Dr. Ould Tah challenged the perception of high-risk associated with African investments. “There’s an overestimation of risk in Africa,” he stated, “which has led to inflated interest rates on financing for the continent.” This applies to both traditional bank loans and bond issuances.
However, Dr. Ould Tah pointed to a recent positive trend. “We’ve noticed that African countries unable to issue bonds in the past two years have successfully returned to the market in 2024,” he said. Countries like Ivory Coast and Benin secured bonds at reasonable rates, defying predictions of double-digit interest. This paves the way for a broader return of African nations to the global financial market in the coming months.
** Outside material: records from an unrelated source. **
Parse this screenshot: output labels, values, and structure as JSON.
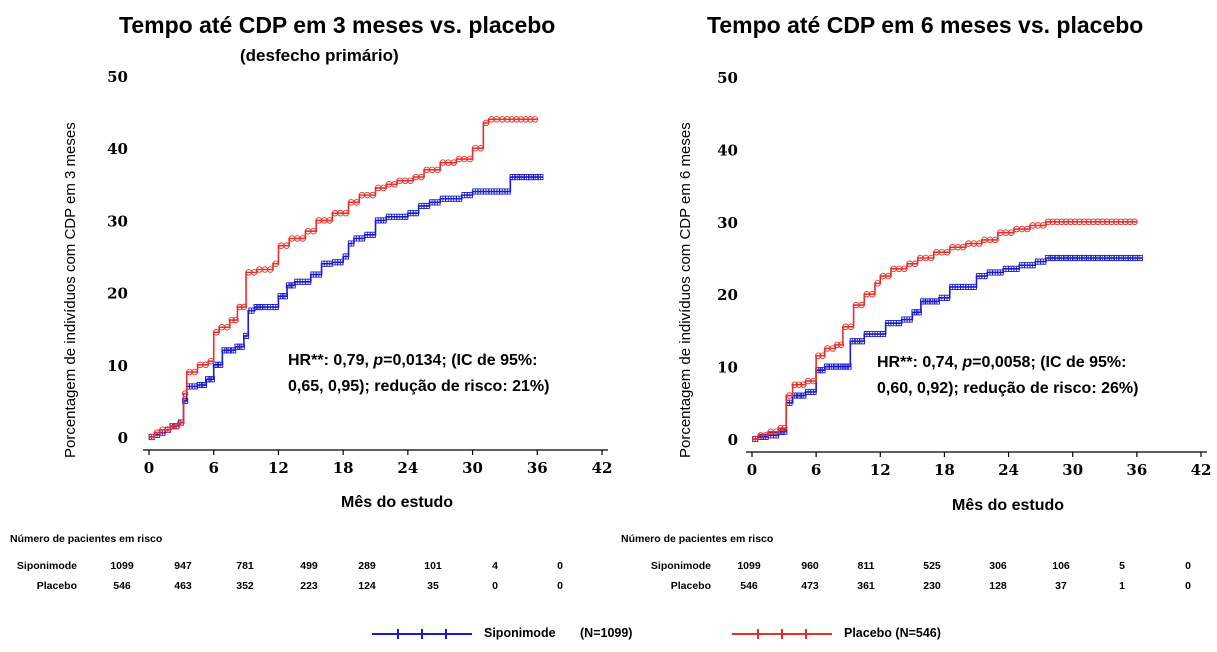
{
  "colors": {
    "siponimode": "#1a1acc",
    "placebo": "#e8302a"
  },
  "panels": [
    {
      "title": "Tempo até CDP em 3 meses vs. placebo",
      "subtitle": "(desfecho primário)",
      "ylabel": "Porcentagem de indivíduos com CDP em 3 meses",
      "xlabel": "Mês do estudo",
      "hr_line1_pre": "HR**: 0,79, ",
      "hr_p": "p",
      "hr_line1_post": "=0,0134; (IC de 95%:",
      "hr_line2": "0,65, 0,95); redução de risco: 21%)",
      "risk_title": "Número de pacientes em risco",
      "risk": [
        {
          "name": "Siponimode",
          "values": [
            "1099",
            "947",
            "781",
            "499",
            "289",
            "101",
            "4",
            "0"
          ]
        },
        {
          "name": "Placebo",
          "values": [
            "546",
            "463",
            "352",
            "223",
            "124",
            "35",
            "0",
            "0"
          ]
        }
      ]
    },
    {
      "title": "Tempo até CDP em 6 meses vs. placebo",
      "subtitle": "",
      "ylabel": "Porcentagem de indivíduos com CDP em 6 meses",
      "xlabel": "Mês do estudo",
      "hr_line1_pre": "HR**: 0,74, ",
      "hr_p": "p",
      "hr_line1_post": "=0,0058; (IC de 95%:",
      "hr_line2": "0,60, 0,92); redução de risco: 26%)",
      "risk_title": "Número de pacientes em risco",
      "risk": [
        {
          "name": "Siponimode",
          "values": [
            "1099",
            "960",
            "811",
            "525",
            "306",
            "106",
            "5",
            "0"
          ]
        },
        {
          "name": "Placebo",
          "values": [
            "546",
            "473",
            "361",
            "230",
            "128",
            "37",
            "1",
            "0"
          ]
        }
      ]
    }
  ],
  "legend": {
    "siponimode_label": "Siponimode",
    "siponimode_n": "(N=1099)",
    "placebo_label": "Placebo (N=546)"
  },
  "chart_data": [
    {
      "type": "line",
      "title": "Tempo até CDP em 3 meses vs. placebo",
      "subtitle": "(desfecho primário)",
      "xlabel": "Mês do estudo",
      "ylabel": "Porcentagem de indivíduos com CDP em 3 meses",
      "xlim": [
        0,
        42
      ],
      "ylim": [
        0,
        50
      ],
      "xticks": [
        "0",
        "6",
        "12",
        "18",
        "24",
        "30",
        "36",
        "42"
      ],
      "yticks": [
        "0",
        "10",
        "20",
        "30",
        "40",
        "50"
      ],
      "step": true,
      "series": [
        {
          "name": "Siponimode",
          "color": "#1a1acc",
          "x": [
            0,
            0.5,
            1,
            1.5,
            2,
            2.7,
            3.2,
            3.5,
            4.5,
            5.3,
            6,
            6.8,
            8,
            8.8,
            9.2,
            9.8,
            10.5,
            12,
            12.8,
            13.5,
            15,
            16,
            17,
            18,
            18.5,
            19,
            20,
            21,
            22,
            23,
            24,
            25,
            26,
            27,
            28,
            29,
            30,
            31,
            32,
            33.5,
            36.5
          ],
          "y": [
            0,
            0.3,
            0.6,
            1,
            1.5,
            2,
            5,
            7,
            7.2,
            8,
            10,
            12,
            12.5,
            14,
            17.5,
            18,
            18,
            19.5,
            21,
            21.5,
            22.5,
            24,
            24.2,
            25,
            26.8,
            27.5,
            28,
            30,
            30.5,
            30.5,
            31,
            32,
            32.5,
            33,
            33,
            33.5,
            34,
            34,
            34,
            36,
            36
          ]
        },
        {
          "name": "Placebo",
          "color": "#e8302a",
          "x": [
            0,
            0.5,
            1,
            2,
            2.8,
            3.2,
            3.5,
            4.5,
            5.5,
            6,
            6.5,
            7.5,
            8.2,
            9,
            10,
            11.5,
            12,
            13,
            14.5,
            15.5,
            17,
            18.5,
            19.5,
            21,
            22,
            23,
            24.5,
            25.5,
            27,
            28.5,
            30,
            31,
            31.5,
            33,
            36
          ],
          "y": [
            0,
            0.6,
            1,
            1.5,
            2,
            6,
            9,
            10,
            10.5,
            14.5,
            15.2,
            16.2,
            18,
            22.8,
            23.2,
            24,
            26.5,
            27.5,
            28.5,
            30,
            31,
            32.5,
            33.5,
            34.5,
            35,
            35.5,
            36,
            37,
            38,
            38.5,
            40,
            43.5,
            44,
            44,
            44
          ]
        }
      ]
    },
    {
      "type": "line",
      "title": "Tempo até CDP em 6 meses vs. placebo",
      "xlabel": "Mês do estudo",
      "ylabel": "Porcentagem de indivíduos com CDP em 6 meses",
      "xlim": [
        0,
        42
      ],
      "ylim": [
        0,
        50
      ],
      "xticks": [
        "0",
        "6",
        "12",
        "18",
        "24",
        "30",
        "36",
        "42"
      ],
      "yticks": [
        "0",
        "10",
        "20",
        "30",
        "40",
        "50"
      ],
      "step": true,
      "series": [
        {
          "name": "Siponimode",
          "color": "#1a1acc",
          "x": [
            0,
            0.6,
            1.5,
            2.5,
            3.2,
            3.8,
            5,
            6,
            6.8,
            8.5,
            9.2,
            10.5,
            12,
            12.5,
            14,
            15,
            15.8,
            17.5,
            18.5,
            19.5,
            21,
            22,
            23.5,
            25,
            26.5,
            27.5,
            30,
            33,
            36.5
          ],
          "y": [
            0,
            0.3,
            0.5,
            1,
            5,
            6,
            6.5,
            9.5,
            10,
            10,
            13.5,
            14.5,
            14.5,
            16,
            16.5,
            17.5,
            19,
            19.5,
            21,
            21,
            22.5,
            23,
            23.5,
            24,
            24.5,
            25,
            25,
            25,
            25
          ]
        },
        {
          "name": "Placebo",
          "color": "#e8302a",
          "x": [
            0,
            0.6,
            1.5,
            2.5,
            3.2,
            3.8,
            5,
            6,
            6.8,
            7.8,
            8.5,
            9.5,
            10.5,
            11.5,
            12,
            13,
            14.5,
            15.5,
            17,
            18.5,
            20,
            21.5,
            23,
            24.5,
            26,
            27.5,
            30,
            33,
            36
          ],
          "y": [
            0,
            0.5,
            1,
            1.5,
            6,
            7.5,
            8,
            11.5,
            12.5,
            13,
            15.5,
            18.5,
            20,
            21.5,
            22.5,
            23.5,
            24.2,
            25,
            25.8,
            26.5,
            27,
            27.5,
            28.5,
            29,
            29.5,
            30,
            30,
            30,
            30
          ]
        }
      ]
    }
  ]
}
While BADEA boasts strong liquidity, it recently issued social bonds worth €500 million specifically for the African social sector, particularly focusing on countries using the CFA franc. The initiative received overwhelming market response, exceeding the target amount by threefold.
Looking ahead, BADEA’s five-year plan (2025-2029) explores diversifying financing mechanisms beyond the bank’s own resources. Dr. Ould Tah hinted at the possibility of issuing sustainable or green bonds in the future, depending on evolving needs.
On the topic of economic growth, Dr. Ould Tah predicts a 4% average growth rate for Africa in 2024. He expects some countries to achieve even higher rates (up to 8%), while others might experience slower growth. Factors contributing to this positive outlook include the completion of development projects, favorable agricultural seasons, and the potential benefits of anticipated global interest rate cuts.
The Director-General also highlighted Africa’s dominance in cocoa production, with three African nations – Ivory Coast, Ghana, and Nigeria – accounting for over 75% of the global market.